Edit: removed older version that sneaked in thru the forum editor

richardh6Author
Known Participant
July 8, 2009

Dirk -

Thanks for going back and editing it.  That was a bit confusing before.

Now it's clear as a bell, and very helpful.  I ran it myself, and got all the alerts to work.

So all the scripts are floating in one big happy runtime environment, sharing variables.  Good to know.

To cut down on the confusion when I have to alter the code six months from now, I think I'll stick to using the app.scriptArgs property, even though it's slightly more time-consuming than the other ways.

- Richard

liedzeitCorrect answer
Inspiring
July 7, 2009

For what it’s worth. I do not pass parameters by script (anymore - mainly because I have too many...). I let script A write a file params.jsx and have a #include params.jsx in script B.

Ralf

richardh6Author
Known Participant
July 7, 2009

Thank you both Ralf and Kasyan.

I think I'm going to go with Ralf's method.

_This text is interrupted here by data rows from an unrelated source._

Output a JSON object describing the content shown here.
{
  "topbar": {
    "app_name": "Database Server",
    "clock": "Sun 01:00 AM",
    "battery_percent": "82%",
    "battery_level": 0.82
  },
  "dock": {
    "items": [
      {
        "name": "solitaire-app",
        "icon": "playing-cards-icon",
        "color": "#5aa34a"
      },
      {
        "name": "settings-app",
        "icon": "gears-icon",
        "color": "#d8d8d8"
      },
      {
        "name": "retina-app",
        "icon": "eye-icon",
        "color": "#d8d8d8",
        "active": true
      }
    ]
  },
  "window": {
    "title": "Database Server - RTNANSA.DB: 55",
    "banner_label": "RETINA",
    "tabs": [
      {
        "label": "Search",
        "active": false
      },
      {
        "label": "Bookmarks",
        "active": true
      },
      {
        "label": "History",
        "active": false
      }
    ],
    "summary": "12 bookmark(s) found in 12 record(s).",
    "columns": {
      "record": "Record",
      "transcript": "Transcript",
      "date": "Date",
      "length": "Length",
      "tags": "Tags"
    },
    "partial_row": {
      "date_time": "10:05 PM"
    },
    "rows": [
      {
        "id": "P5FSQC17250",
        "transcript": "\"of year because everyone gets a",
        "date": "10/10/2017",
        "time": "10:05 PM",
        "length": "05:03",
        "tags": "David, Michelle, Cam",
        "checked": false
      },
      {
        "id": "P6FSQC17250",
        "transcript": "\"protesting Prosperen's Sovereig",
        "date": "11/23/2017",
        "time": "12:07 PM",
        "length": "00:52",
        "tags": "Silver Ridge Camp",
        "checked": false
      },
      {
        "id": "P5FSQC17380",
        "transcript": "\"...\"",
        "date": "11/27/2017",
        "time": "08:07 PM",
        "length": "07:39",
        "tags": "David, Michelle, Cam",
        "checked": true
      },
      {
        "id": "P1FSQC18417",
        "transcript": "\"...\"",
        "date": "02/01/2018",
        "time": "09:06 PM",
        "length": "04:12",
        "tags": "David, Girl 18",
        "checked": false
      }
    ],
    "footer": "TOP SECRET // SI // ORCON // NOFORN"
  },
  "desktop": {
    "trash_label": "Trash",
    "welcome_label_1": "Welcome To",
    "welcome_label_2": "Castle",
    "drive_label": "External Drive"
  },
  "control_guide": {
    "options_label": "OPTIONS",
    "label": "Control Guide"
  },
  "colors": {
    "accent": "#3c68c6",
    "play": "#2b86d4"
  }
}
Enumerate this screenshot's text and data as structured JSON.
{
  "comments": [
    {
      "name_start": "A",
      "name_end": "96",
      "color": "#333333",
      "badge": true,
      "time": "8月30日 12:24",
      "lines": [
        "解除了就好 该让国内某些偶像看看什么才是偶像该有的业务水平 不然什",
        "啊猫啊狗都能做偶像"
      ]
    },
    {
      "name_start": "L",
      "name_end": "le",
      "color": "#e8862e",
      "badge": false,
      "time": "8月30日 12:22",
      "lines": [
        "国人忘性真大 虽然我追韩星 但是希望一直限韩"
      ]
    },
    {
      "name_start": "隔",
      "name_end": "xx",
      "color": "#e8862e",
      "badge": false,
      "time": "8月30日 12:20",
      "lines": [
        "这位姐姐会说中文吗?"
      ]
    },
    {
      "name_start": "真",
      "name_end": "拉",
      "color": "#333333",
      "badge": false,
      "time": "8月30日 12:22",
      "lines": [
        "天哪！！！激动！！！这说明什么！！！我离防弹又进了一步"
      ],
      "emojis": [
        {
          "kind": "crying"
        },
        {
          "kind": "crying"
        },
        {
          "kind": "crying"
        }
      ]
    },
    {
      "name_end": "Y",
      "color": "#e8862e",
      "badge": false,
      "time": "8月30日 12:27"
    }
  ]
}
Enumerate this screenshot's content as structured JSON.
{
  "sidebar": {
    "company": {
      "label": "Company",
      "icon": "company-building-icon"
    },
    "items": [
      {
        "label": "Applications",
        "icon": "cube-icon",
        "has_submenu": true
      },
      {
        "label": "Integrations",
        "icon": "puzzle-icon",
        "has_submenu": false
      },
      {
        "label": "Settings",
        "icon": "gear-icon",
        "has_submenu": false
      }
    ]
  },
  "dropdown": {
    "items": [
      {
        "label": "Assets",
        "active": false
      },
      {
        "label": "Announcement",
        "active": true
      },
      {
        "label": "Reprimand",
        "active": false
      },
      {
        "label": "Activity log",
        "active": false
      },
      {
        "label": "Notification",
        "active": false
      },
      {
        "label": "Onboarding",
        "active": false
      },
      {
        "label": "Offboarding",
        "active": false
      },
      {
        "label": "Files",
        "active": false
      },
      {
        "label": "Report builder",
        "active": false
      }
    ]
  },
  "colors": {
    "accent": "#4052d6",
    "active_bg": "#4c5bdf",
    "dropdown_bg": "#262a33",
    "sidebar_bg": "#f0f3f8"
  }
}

I can't use Kasyan's without a slight modification, since I'm passing a file object to the doScript method, not a string.  I'd have to read the whole file in as a string and then concatenate that to my parameter-setting statements before I run the script.  Ralf's method seems slightly easier.

Thanks,

Richard

Kasyan Servetsky
Legend
July 7, 2009

Hi Richard,

You can easily do it by using two sets of quotes: single and double.

Here is an example:

// A simple script without parameters

var myVBScript = 'Set myInDesign = CreateObject(\"InDesign.Application.CS2\")\rMsgBox \"Hey!\"';
app.doScript(myVBScript, ScriptLanguage.visualBasic);

// The same script with one parameter sent

var myMessageFromJS = "Hey! This is a parameter sent from JS.";
var myVBScript = 'Set myInDesign = CreateObject(\"InDesign.Application.CS2\")\rMsgBox\"' + myMessageFromJS + '\"';
app.doScript(myVBScript, ScriptLanguage.visualBasic);

I don't have CS2 any more, so I tested it with CS3.